Is 8 minutes really that big of a deal? You tell us. A lot can happen in that time. You can commit adultery (Don Draper), bang a prostitute (Tyrion Lannister), do 8 minute abs (maybe Namby?), and be more or less done making box mac and cheese (all the rest of us, and the ATL staff, and pretty much every under-employed legal type).
And so I missed the first 8 minutes of GoT. Sure, if we were real upset about it, we could’ve waited ‘til the next showing, or gotten on HBO Go, or On Demand, or begged someone to tell us what happened. (As an aside, I still haven’t seen it, so that tells you how eager I am, and by extension how upset I was).
But, let’s assume, for the sake of argument, that AMC had given us (and HBO) a heads up about this running over thing.
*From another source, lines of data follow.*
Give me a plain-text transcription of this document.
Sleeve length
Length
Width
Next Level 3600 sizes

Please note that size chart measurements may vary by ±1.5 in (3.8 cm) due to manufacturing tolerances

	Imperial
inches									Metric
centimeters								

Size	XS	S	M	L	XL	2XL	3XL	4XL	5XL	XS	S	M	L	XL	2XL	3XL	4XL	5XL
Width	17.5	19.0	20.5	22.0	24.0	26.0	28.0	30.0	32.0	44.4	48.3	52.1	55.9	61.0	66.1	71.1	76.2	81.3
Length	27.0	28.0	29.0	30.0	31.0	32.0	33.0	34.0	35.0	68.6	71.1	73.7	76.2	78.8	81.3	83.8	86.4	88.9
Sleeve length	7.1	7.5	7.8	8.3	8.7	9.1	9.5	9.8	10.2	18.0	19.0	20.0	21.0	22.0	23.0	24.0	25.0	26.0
What if they called up HBO and were all, “Hey, could you delay GoT a few minutes? We’re running a little long on this premiere of Mad Men.” And HBO could’ve been all like, “Yeah sure, AMC. We know that there’s a lot of overlap in our audiences (the people who care about good TV audience), and this is a small concession to make in order to let everyone watch both shows without a stupid one hour break in the middle or delaying the whole 188 minute TV marathon by an hour.”
And because this hypothetical is already ridiculous, picture it ending with the douchiest characters from each show high-fiving: Theon Greyjoy and Pete Campbell. (Spoiler alert: this joke is much funnier if you’ve seen the latest GoT.)
Jumping into the legal analysis, this agree is, on its face, anti-competitive. As in “hey, let’s not compete over this chunk of time.” Anti-competitive collusion usually happens at the expense of the consumer and to the benefit of the business. But in this instance, if the networks had “colluded,” then everyone’s happy. The fans see all of each episode, so they’re happy, which (should) make the networks happy, and would certainly make advertisers in those last 8 minutes of Mad Men happy to not have a chunk of their audience switch over to HBO.
HBO doesn’t have much incentive to cooperate, but maybe AMC agrees to pay a portion of the last block of advertising money, or HBO just puts up a message saying “Game of Thrones has been delayed a few minutes while we wait for viewers to join us from Mad Men” and gains a lot of good will. Even viewers who don’t watch Mad Men will appreciate the gesture, and HBO can just run some filler, like cast interviews they’ve already taped, or run a promo for Louis CK’s new special.
Or even better, we could take our legally dubious collusion to the next level and send the Game of Thrones staff over to Mad Men and help them find 8 minutes to cut, because good lord that episode was slow. Maybe trim a few seconds off each of the close-ups showing Don looking—yet again—constipated? How about losing the entire thing with the wedding and the lighter? Maybe the photo shoot? The goulash? So many things. In the entire 2+ hours, Mad Men packed in about 3 moments of interest. The best thing the episode had going for it was getting all the disappointment out in one evening instead of ruining next Sunday as well. But nope, that didn’t happen, and instead we didn’t just get a poorly paced episode of Mad Men and a conflict of Game of Thrones, but I also got stuck with an assignment from BL1Y to analyze whether antitrust laws would prevent two networks from coordinating their scheduling. Thanks a lot everyone. I hope you get [spoilered] just like [spoiler] does to [spoiler] during [spoiler]’s [spoiler].